On Oct 18, 2006, at 5:20 AM, Ilja Golshtein wrote:
When starting a database from scratch it is much faster to import the
data and then create the indexes. The time to create index on a full
table is less than the extra time from each index update from the
inserts. The more indexes to update the more time updating indexes
takes.
The problem with a live database is removing the indexes slows down
current users and if you are adding 2,000 rows to a table that
already
has 5,000,000 rows in it then you will loose the benefit.
I am 100% agree with you.

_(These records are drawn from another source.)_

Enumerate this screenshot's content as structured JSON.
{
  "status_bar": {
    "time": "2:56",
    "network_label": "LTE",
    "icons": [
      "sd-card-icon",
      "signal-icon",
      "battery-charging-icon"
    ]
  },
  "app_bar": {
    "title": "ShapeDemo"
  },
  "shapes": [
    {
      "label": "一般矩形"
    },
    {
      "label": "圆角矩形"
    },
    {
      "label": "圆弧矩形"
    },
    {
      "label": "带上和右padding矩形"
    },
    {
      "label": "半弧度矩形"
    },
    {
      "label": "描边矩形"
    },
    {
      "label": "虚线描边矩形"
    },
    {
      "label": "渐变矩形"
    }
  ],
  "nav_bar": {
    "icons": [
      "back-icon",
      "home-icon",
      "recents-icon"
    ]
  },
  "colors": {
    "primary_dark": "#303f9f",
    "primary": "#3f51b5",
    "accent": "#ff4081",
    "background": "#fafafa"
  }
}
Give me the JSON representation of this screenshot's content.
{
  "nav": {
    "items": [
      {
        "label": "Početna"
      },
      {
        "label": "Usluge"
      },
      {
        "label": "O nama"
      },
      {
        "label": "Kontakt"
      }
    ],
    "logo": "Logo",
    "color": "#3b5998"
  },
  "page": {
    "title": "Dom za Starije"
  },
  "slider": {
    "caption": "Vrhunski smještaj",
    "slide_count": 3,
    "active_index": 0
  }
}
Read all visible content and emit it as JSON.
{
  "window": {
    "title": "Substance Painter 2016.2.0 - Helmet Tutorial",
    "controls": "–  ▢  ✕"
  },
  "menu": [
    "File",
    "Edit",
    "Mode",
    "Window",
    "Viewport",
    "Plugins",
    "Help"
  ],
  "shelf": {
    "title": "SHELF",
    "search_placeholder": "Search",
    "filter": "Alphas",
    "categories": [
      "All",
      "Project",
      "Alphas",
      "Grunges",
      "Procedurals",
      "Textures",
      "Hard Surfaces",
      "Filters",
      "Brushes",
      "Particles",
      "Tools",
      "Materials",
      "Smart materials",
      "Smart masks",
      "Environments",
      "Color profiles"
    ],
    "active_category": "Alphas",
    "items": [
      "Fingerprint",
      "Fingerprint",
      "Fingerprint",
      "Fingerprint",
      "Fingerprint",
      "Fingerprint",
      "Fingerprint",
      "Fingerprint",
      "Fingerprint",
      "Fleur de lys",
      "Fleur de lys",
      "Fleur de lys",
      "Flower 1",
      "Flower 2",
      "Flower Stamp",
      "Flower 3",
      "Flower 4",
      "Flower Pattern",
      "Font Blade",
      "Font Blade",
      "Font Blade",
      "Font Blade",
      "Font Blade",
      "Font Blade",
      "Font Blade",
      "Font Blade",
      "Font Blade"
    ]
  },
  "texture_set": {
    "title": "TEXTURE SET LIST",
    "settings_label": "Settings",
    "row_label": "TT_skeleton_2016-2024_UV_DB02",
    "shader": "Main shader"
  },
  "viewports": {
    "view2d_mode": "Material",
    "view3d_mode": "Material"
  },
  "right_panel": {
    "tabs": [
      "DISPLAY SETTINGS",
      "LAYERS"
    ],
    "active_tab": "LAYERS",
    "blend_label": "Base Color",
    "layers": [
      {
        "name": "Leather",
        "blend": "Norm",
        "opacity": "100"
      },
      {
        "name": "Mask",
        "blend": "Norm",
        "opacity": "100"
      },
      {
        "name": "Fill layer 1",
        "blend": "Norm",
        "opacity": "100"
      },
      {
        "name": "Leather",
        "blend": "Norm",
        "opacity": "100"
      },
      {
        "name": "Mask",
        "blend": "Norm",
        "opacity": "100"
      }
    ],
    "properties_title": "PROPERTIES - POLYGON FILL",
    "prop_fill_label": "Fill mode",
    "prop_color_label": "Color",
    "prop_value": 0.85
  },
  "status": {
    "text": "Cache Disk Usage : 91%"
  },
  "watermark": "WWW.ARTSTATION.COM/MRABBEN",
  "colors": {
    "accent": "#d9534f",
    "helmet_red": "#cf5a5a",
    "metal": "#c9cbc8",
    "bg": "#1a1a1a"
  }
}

What you are describing is a very good
and useful technique for some maintenance operations.
My current goal is to increase performance in normal [almost ;)]
OLTP mode of my application, so removing indexes for some time is
not an option here.
And my question remains.
Is it Ok to use COPY BINARY FROM STDIN instead of multiple INSERTs?
I don't think I would use BINARY, it seems likely to be susceptible
to changes in the underlying data type storage. From the docs:
"To determine the appropriate binary format for the actual tuple data
you should consult the PostgreSQL source, in particular the *send and
*recv functions for each column's data type (typically these
functions are found in the src/backend/utils/adt/ directory of the
source distribution)."
Regular text COPY is quite a big performance win over INSERTs, and
doesn't require your application to know the vagaries of the data
storage. Also, if you have many indices, time to update them will
probably dominate anyhow, making the difference between binary and
text copy negligible.
A was mentioned, COPY can only insert static data, and does not
support rules (that you might use to support constraint exclusion,
etc). AFIAK, the locking semantics are the same as INSERT, i.e., it
does not lock the entire table or anything like that. Since it would
allow transactions that insert data to finish faster, it should
actually work better under high concurrency.
-Casey